What is Logistic Regression?
When you are conducting a study, there’s nothing better than having all your data nice and straight. After all, you know that when this happens, it is easier to predict outcomes. However, this doesn’t always happen.
Discover the best online statistics calculators.
The reality is that sometimes, you want to know how likely something happens and not the actual outcome. So, you need to look at logistic regression.
What is Logistic Regression?
As you probably remember, variables can be either categorical or continuous. Categorical variables are the ones that exist as some sort of discrete unit like multiple choice answers. On the other hand, continuous variables are the ones that exist on some scale like gas mileage or height.
As you can easily understand, each type of variable has a particular type of statistics linked with them due to their nature.
Understanding the difference between correlation and linear regression.
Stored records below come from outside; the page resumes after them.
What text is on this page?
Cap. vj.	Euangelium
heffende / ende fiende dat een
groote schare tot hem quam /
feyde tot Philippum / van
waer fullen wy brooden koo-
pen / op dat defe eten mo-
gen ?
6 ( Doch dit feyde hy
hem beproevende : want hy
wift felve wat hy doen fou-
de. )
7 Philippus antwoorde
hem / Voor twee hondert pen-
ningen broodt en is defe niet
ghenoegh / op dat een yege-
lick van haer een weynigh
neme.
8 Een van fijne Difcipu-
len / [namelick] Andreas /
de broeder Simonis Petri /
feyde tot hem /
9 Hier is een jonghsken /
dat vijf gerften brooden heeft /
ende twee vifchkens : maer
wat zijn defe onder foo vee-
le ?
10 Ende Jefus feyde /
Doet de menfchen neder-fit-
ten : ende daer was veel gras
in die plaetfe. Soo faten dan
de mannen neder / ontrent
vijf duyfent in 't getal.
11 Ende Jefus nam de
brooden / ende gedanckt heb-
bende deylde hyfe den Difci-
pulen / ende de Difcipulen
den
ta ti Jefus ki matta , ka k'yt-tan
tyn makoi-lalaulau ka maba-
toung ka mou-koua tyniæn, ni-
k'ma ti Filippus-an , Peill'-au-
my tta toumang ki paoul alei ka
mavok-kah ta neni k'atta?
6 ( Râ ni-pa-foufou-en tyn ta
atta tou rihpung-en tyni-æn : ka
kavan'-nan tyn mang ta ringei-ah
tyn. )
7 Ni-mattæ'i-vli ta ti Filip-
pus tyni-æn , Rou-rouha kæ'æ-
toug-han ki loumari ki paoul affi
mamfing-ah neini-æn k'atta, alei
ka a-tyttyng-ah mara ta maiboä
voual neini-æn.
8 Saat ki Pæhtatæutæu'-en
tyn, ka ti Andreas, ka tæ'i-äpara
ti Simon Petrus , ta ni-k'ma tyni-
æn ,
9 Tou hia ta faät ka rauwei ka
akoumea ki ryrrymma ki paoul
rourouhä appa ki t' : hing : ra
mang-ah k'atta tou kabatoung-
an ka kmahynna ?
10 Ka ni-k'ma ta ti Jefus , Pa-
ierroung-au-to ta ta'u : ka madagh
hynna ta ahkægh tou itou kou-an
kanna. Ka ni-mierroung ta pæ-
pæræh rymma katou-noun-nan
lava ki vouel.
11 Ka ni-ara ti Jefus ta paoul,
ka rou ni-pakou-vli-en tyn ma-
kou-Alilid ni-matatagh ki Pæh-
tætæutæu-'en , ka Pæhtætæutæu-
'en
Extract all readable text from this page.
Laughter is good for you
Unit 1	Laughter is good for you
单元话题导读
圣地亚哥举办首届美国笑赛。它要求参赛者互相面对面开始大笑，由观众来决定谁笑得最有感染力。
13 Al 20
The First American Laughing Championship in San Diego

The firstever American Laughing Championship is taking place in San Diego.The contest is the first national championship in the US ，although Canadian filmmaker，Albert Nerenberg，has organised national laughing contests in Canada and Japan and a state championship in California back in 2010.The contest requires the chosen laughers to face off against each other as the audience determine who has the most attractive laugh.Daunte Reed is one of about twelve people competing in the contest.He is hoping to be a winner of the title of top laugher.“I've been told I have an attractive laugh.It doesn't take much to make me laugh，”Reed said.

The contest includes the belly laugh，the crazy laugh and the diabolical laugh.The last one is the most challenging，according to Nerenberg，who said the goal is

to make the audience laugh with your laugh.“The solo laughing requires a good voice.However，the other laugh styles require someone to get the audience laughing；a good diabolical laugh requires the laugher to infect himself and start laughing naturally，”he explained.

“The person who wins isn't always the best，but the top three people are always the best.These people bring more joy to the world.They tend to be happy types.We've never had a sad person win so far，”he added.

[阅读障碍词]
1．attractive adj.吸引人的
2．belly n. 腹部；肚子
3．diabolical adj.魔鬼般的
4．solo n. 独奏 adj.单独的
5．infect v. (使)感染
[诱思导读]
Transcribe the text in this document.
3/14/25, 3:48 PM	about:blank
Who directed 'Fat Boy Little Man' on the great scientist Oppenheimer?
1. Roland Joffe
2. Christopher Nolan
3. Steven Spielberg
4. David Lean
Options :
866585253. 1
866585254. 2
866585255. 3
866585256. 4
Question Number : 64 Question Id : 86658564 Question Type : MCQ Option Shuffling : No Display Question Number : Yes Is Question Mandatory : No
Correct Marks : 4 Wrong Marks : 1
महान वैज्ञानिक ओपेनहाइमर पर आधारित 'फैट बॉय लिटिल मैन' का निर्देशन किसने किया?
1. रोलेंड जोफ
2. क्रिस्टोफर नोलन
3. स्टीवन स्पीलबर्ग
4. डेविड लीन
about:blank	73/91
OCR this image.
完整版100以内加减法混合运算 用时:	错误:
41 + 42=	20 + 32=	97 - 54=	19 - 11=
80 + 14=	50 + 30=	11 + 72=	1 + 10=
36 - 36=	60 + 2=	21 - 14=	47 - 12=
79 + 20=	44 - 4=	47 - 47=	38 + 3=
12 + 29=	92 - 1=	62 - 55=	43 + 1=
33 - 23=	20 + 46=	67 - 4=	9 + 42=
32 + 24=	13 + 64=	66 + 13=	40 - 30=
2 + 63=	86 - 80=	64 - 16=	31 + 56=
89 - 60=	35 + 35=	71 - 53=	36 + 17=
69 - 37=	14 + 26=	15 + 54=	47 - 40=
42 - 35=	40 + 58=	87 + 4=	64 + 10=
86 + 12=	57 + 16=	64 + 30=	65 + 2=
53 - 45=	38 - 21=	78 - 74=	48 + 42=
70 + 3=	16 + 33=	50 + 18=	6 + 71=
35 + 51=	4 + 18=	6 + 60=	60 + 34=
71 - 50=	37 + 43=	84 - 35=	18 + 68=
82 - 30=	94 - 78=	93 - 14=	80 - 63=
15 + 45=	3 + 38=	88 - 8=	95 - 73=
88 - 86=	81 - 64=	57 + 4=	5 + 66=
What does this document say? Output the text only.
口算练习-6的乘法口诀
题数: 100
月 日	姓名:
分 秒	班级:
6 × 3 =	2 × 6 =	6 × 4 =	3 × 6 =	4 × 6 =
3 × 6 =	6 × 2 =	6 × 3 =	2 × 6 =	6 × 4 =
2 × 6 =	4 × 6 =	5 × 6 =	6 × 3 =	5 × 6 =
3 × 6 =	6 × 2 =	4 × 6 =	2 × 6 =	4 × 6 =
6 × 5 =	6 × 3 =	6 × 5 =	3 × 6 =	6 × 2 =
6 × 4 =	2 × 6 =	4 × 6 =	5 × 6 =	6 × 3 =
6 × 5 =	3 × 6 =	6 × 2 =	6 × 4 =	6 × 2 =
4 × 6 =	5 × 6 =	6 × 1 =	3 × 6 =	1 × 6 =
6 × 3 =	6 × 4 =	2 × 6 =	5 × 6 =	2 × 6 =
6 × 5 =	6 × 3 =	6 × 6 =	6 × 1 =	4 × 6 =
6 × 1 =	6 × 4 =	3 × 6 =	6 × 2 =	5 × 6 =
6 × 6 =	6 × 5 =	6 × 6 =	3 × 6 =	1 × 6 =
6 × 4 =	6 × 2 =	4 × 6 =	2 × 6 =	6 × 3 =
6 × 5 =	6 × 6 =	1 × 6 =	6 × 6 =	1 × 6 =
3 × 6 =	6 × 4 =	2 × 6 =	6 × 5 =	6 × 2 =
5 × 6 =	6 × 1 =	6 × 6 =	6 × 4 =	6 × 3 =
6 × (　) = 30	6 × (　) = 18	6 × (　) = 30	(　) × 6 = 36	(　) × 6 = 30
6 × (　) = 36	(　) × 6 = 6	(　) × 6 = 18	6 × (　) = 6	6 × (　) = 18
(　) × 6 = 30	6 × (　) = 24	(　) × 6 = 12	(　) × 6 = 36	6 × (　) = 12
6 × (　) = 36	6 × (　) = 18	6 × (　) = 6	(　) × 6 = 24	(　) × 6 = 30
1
In the case of linear regression, you deal with continuous variables. This way, you can analyze the data and predict an outcome based on a scale. However, in what concerns to categorical variables, there are no traditional scales or lines. So, this means you can’t use linear regression.
So, when this happens, the first thing you need to look at is binary logistic regression. Let’s take a look at a more practical example. Imagine that you just asked some people if they think the temperature (in Fahrenheit) is too hot. Their answers are expressed in the chart below:
As you can see, the data isn’t a normal scatter plot. You can see that the data points aren’t all over the place – they are focused on either 1 or 0 because these were the answers people have to choose from.
Discover how to perform a simple regression analysis.
This means you can’t calculate the typical line as you would for linear regression because there is no “sort of” response.
Instead, you need to calculate the probability of a person responding either 1 or 0. That is what binary logistic regression is for. We use it to calculate the chance of a person responding to one of two choices.
The general model for binary logistic regression is:
Where:
- P(Y) means that we are calculating the probability of an outcome of 1 occurring.
- e shows the use of logarithmic functions that create a line of best fit for the data.
So, after running the analysis, your model looks like this:
Is Your Model Any Good?
One of the things that you always need to keep in mind about logistic regression is that this type of model can’t be interpreted as a linear regression model using R2.
The truth is that with the logistic regression, you are interested in the probability of an outcome and not in the actual outcome. Therefore, you need to consider the likelihood of an outcome. This is called log-likelihood.
Learn how to interpret regression coefficients.
Simply put, the log-likelihood refers to adding the probability of the predicted outcome to the probability of the actual outcome so that you can get a sense of how well our model explains all the probability of the event occurring.